Under the hood it walks the tree gitignore-aware and in parallel, with literal-token prefiltering and a lexical fallback when the AST path comes up empty — fast on big repos, and it doesn't silently miss matches. For an AI agent, that's a precise, navigable way to find exact code structures and trace symbols.


Everything Else

view_signatures takes a single file as a string. Agents (and humans) can pass one file as a plain string instead of wrapping it in a single-element array. Less friction for the most common case.

Tool definitions are no longer hardcoded. The MCP server's tool list is generated rather than maintained by hand, which keeps the schema and the implementation from drifting apart.

Dependency and CI cleanup. Rust dependencies bumped, the release pipeline migrated to shared reusable workflows. No behavior change — just a tidier, more reliable build.


Upgrade

# Homebrew
brew upgrade muvon/tap/octocode

# Universal installer
curl -fsSL https://raw.githubusercontent.com/Muvon/octocode/master/install.sh | sh

# Cargo
cargo install octocode --version 0.17.1

If you're happy with fastembed, there's nothing to do — your config and index keep working. To switch to your own embedding server:

  1. Start a server that speaks the OpenAI embeddings API (e.g. ollama serve) and load a model.
  2. Set code_model / text_model to local:<model> in config.toml.
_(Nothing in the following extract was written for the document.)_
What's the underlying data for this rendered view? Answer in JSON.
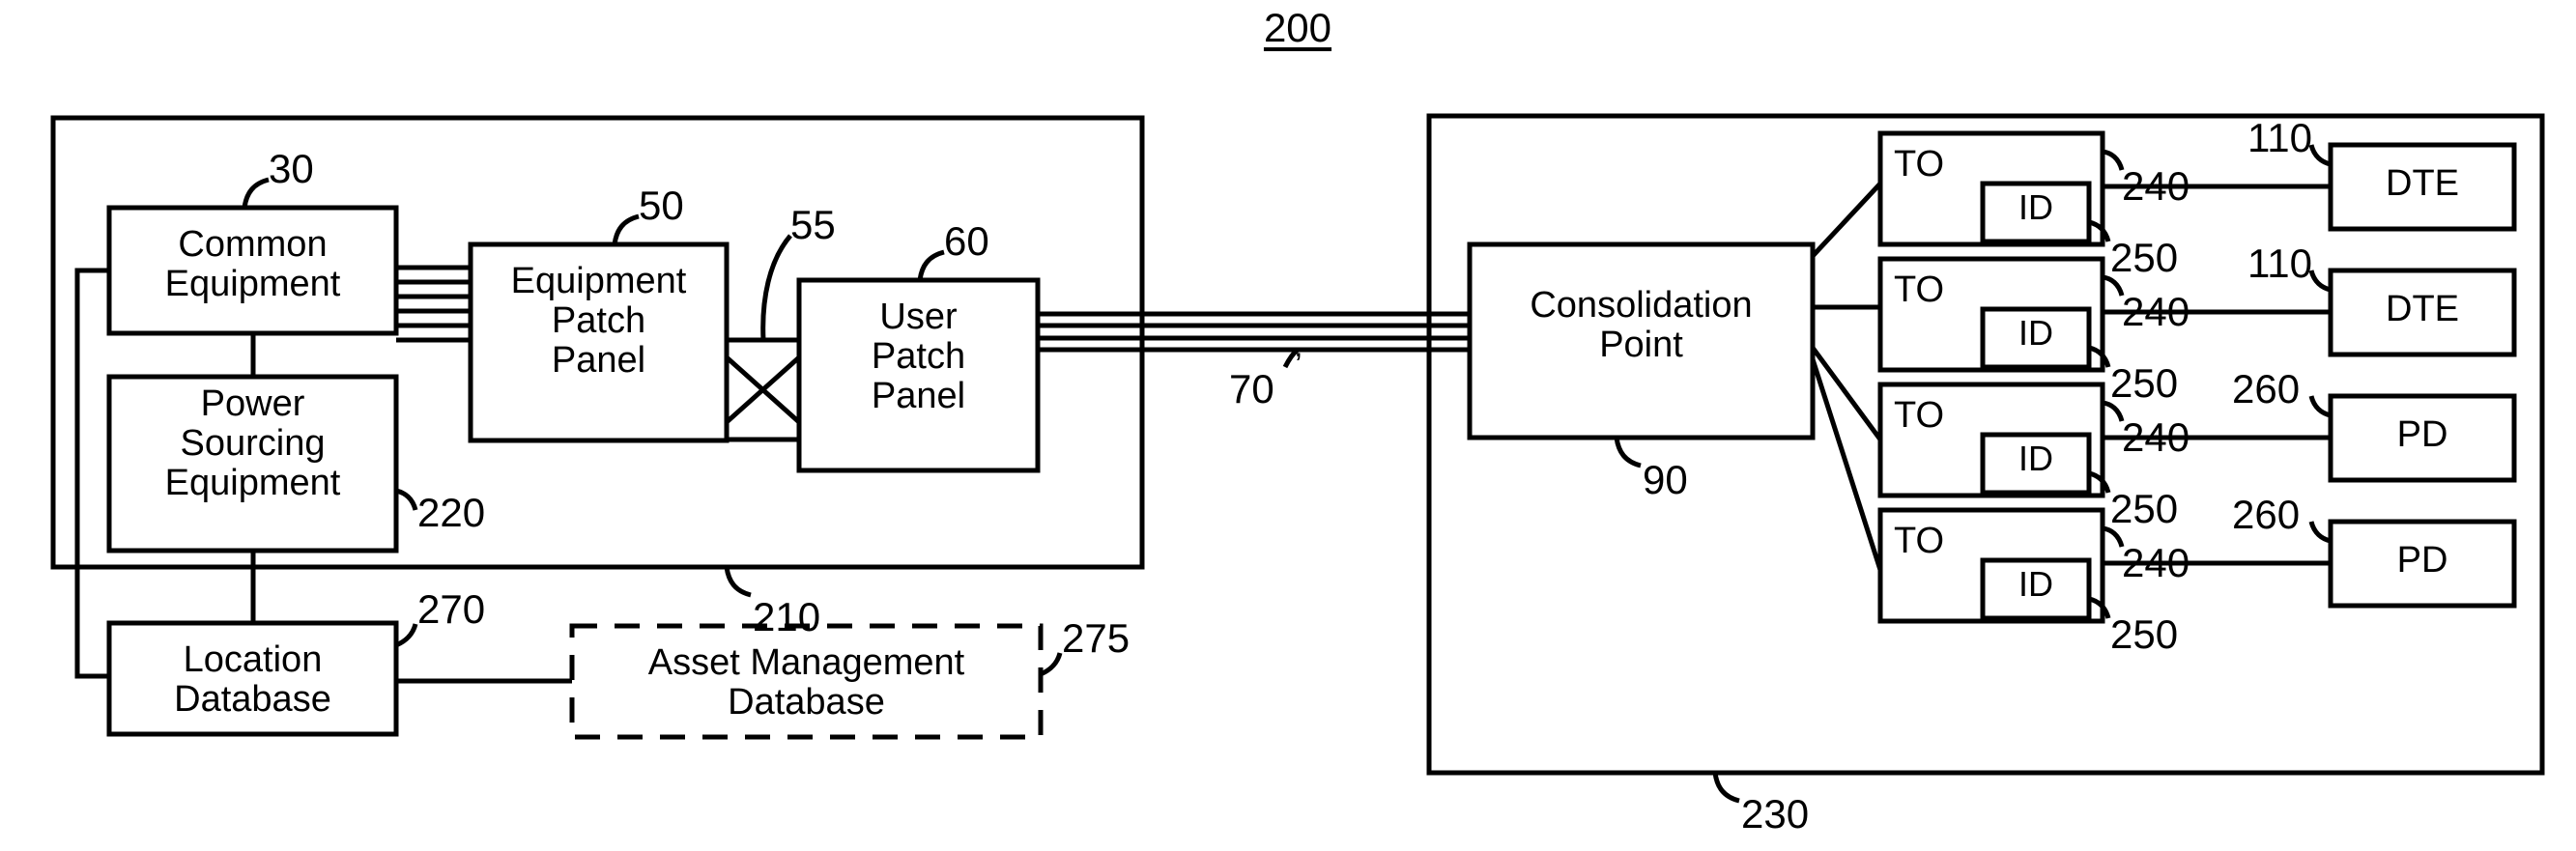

Point LOCAL_EMBED_API_URL at the server if it isn't on Ollama's default port.
  3. Re-index — the vectors change with the model: octocode clear && octocode index.

Want your MCP server to keep indexing in the background like older versions did? Set mcp_index = true. Otherwise the read-only default takes over — index from the CLI or CI, and let the server serve.


Octocode is open source (Apache 2.0) at github.com/Muvon/octocode. It's the code-search engine behind Octomind — and now you can run every embedding it generates on hardware you control, with whatever model you choose.